Does exercise influence the body’s internal clock? Few of us may be conscious of it, but our bodies, and in turn our health, are ruled by rhythms. “The heart, the liver, the brain — all are controlled by an endogenous circadian rhythm,” says Christopher Colwell, a professor of psychiatry at the University of California, Los Angeles’s Brain Research Institute, who led a series of new experiments on how exercise affects the body’s internal clock. The studies were conducted in mice, but the findings suggest that exercise does affect our circadian rhythms, and the effect may be most beneficial if the exercise is undertaken midday.

For the study, which appears in the December Journal of Physiology, the researchers gathered several types of mice. Most of the animals were young and healthy. But some had been bred to have a malfunctioning internal clock, or pacemaker, which involves, among other body parts, a cluster of cells inside the brain “whose job it is to tell the time of day,” Dr. Colwell says.
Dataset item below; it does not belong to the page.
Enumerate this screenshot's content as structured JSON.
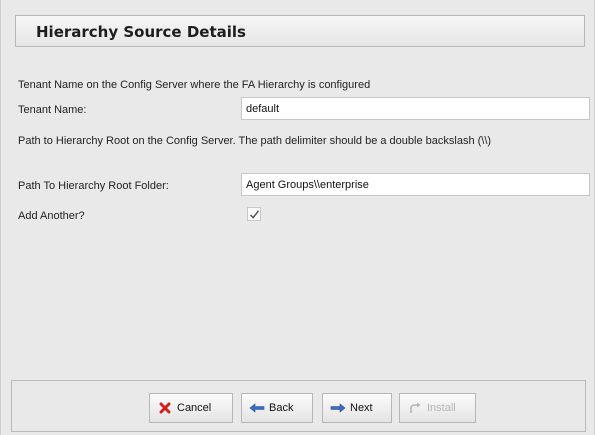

These pacemaker cells receive signals from light sources or darkness that set off a cascade of molecular effects. Certain genes fire, expressing proteins, which are released into the body, where they migrate to the heart, neurons, liver and elsewhere, choreographing those organs to pulse in tune with the rest of the body. We sleep, wake and function physiologically according to the dictates of our body’s internal clock.

But, Dr. Colwell says, that clock can become discombobulated. It is easily confused, for instance, by viewing artificial light in the evening, he says, when the internal clock expects darkness. Aging also worsens the clock’s functioning, he says. “By middle age, most of us start to have trouble falling asleep and staying asleep,” he says. “Then we have trouble staying awake the next day.”

The consequences of clock disruptions extend beyond sleepiness. Recent research has linked out-of-sync circadian rhythm in people to an increased risk for diabetes, obesity, certain types of cancer, memory loss and mood disorders, including depression.